Esos asuntos, esos enriquecimientos que empiezan a anunciarse desde el segundo libro de Ortuño, es decir, desde Recursos humanos, pero que se vuelven evidentes en novelas como La fila india y Olinka, así como en sus libros de relatos —la distancia breve le permitió, desde el principio, escribir en posesión de todas las herramientas que requiere un escritor, pues el tempo narrativo era poco más que un momento o situación—, son los tanteos, el amasar la literatura como si esta fuera un material, que lleva a cabo la mano que se fue liberando y que resultan en un perfeccionamiento deslumbrante de las formas —el fondo, no lo había dicho pero lo digo ahora, siempre ha estado resuelta estupendamente en los libros del escritor de Guadalajara, pues siempre ha tenido claro, él, que la historia que ha de contar es su dios omnipotente y con esta idea ha sido congruente, como lo ha sido, también, con esta otra: no hay, no puede haber desgracia, desventura o desánimo, si no hay, también, humor, un humor descarnado y corrosivo—, es decir, del lenguaje, por ejemplo, o de la arquitectura —en el caso de Oliveira y Las marcas del agua, ese enriquecimiento sería, además del mismo asunto del lenguaje como material, el hecho de que las historias que dan forma a la historia, en vez de acompañarse, se entremezclan: una mano, acomoda, dos, está claro, zurcen—.
La conjunción y ese tema único
Así llego, así llegamos, querido lector, así llegó, en realidad, Antonio Ortuño, a La armada invencible, a veinte años de su primer libro y a poco menos de que sus primeros lectores lo descubriéramos: ante nosotros, ahora, una obra decantada hasta la esencia, hasta ser casi una reducción balsámica del mundo, que merecería tres estrellas Michelin, una clase magistral de tempos narrativos y de ritmos diversos que, para colmo, pone en tensión la forma y el fondo; no por nada, mientras se nos cuenta la historia de unos cuarentones en crisis existencial, económica y amorosa que deciden juntar de nueva cuenta la banda de metal de la juventud, leemos un entramado hecho a base de armonía y melodías diversas, una pieza, pues, llena, retacada de requintos —así como, ante la obra de Oliveira, que hasta ahora nos había deleitado con requintos, de pronto nos descubrimos ante una pieza, una sinfonía que nos sumerge en un viaje de varios siglos, que empieza con los primeros judíos que llegan a México y acaba con el narco y las violencias sexuales—.
Una obra, la de Ortuño, decantada pero también enriquecida hasta los límites, y acá hablo de forma literal, no sólo metafórica: hasta el contorno mismo de su forma, pues: en La armada invencible, mientras asistimos al vacío que asedia a la adultez, al recalentamiento de un amor inconcluso, al doble fracaso de los anhelos —cuando son sueños y cuando son recuerdos— y al extravío en ese laberinto del que no puede salirse y que conocemos como amistad, el lenguaje florece más vivo que nunca, mientras, por ejemplo, la arquitectura es un caleidoscopio de todas sus novelas anteriores —Oliveira, por su parte, y acá hablo de forma metafórica, no sólo literal, lo que ha enriquecido es el corazón que late dentro de la forma—.
Por todo esto es por lo que me atrevo a decir que La armada invencible, más allá de ser extraordinaria, es la mejor novela de Antonio Ortuño —así como Las marcas del agua es la mejor novela de Oliveira— y que lo hago, además, de esta otra manera: La armada invencible es el mejor libro de mi amigo Ortuño.
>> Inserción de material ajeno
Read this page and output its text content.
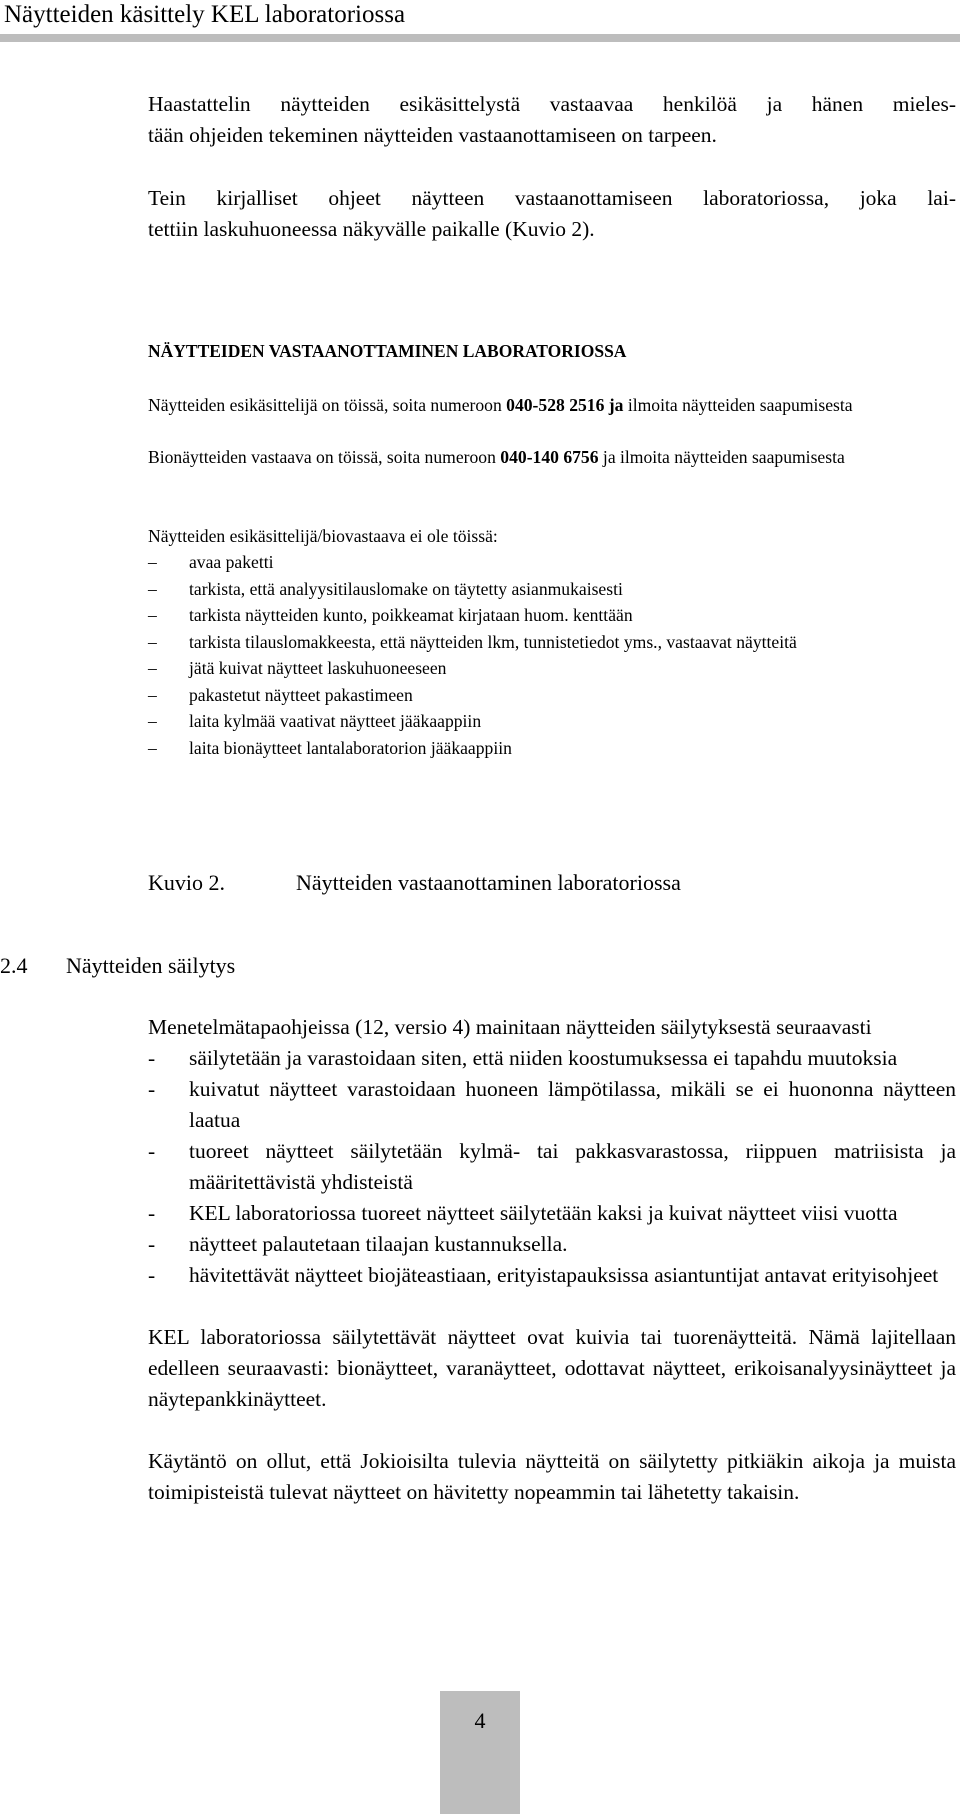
Näytteiden käsittely KEL laboratoriossa
Haastattelin näytteiden esikäsittelystä vastaavaa henkilöä ja hänen mieles-
tään ohjeiden tekeminen näytteiden vastaanottamiseen on tarpeen.
Tein kirjalliset ohjeet näytteen vastaanottamiseen laboratoriossa, joka lai-
tettiin laskuhuoneessa näkyvälle paikalle (Kuvio 2).
NÄYTTEIDEN VASTAANOTTAMINEN LABORATORIOSSA
Näytteiden esikäsittelijä on töissä, soita numeroon 040-528 2516 ja ilmoita näytteiden saapumisesta
Bionäytteiden vastaava on töissä, soita numeroon 040-140 6756 ja ilmoita näytteiden saapumisesta
Näytteiden esikäsittelijä/biovastaava ei ole töissä:
– avaa paketti
– tarkista, että analyysitilauslomake on täytetty asianmukaisesti
– tarkista näytteiden kunto, poikkeamat kirjataan huom. kenttään
– tarkista tilauslomakkeesta, että näytteiden lkm, tunnistetiedot yms., vastaavat näytteitä
– jätä kuivat näytteet laskuhuoneeseen
– pakastetut näytteet pakastimeen
– laita kylmää vaativat näytteet jääkaappiin
– laita bionäytteet lantalaboratorion jääkaappiin
Kuvio 2.	Näytteiden vastaanottaminen laboratoriossa
2.4 Näytteiden säilytys
Menetelmätapaohjeissa (12, versio 4) mainitaan näytteiden säilytyksestä seuraavasti
- säilytetään ja varastoidaan siten, että niiden koostumuksessa ei tapahdu muutoksia
- kuivatut näytteet varastoidaan huoneen lämpötilassa, mikäli se ei huononna näytteen laatua
- tuoreet näytteet säilytetään kylmä- tai pakkasvarastossa, riippuen matriisista ja määritettävistä yhdisteistä
- KEL laboratoriossa tuoreet näytteet säilytetään kaksi ja kuivat näytteet viisi vuotta
- näytteet palautetaan tilaajan kustannuksella.
- hävitettävät näytteet biojäteastiaan, erityistapauksissa asiantuntijat antavat erityisohjeet
KEL laboratoriossa säilytettävät näytteet ovat kuivia tai tuorenäytteitä. Nämä lajitellaan edelleen seuraavasti: bionäytteet, varanäytteet, odottavat näytteet, erikoisanalyysinäytteet ja näytepankkinäytteet.
Käytäntö on ollut, että Jokioisilta tulevia näytteitä on säilytetty pitkiäkin aikoja ja muista toimipisteistä tulevat näytteet on hävitetty nopeammin tai lähetetty takaisin.
4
Y lo es, para colmo, por un último asunto: es el libro que él siempre trajo adentro.
Que los escritores, además de los libros que surgen de su interacción con el mundo, escriben, una vez, dos, como mucho, aquellos libros que estaban atorados en su entraña, es algo que todos sabemos.
Lo que sólo sabe un amigo, es cuál, de entre sus libros, es ese libro. Por eso me decidí a escribir esta newsletter: para decirles que este es el libro que Ortuño traía consigo.
Coordenadas
La armada invencible fue publicada por Seix Barral, editorial que está reeditando el resto de las novelas de Ortuño, pues sus relatos se encuentran en ediciones de Páginas de espuma. Las marcas del agua fue publicada por Dharma Books, que también publicó el libro de relatos anterior de Oliveira, El mismo polvo.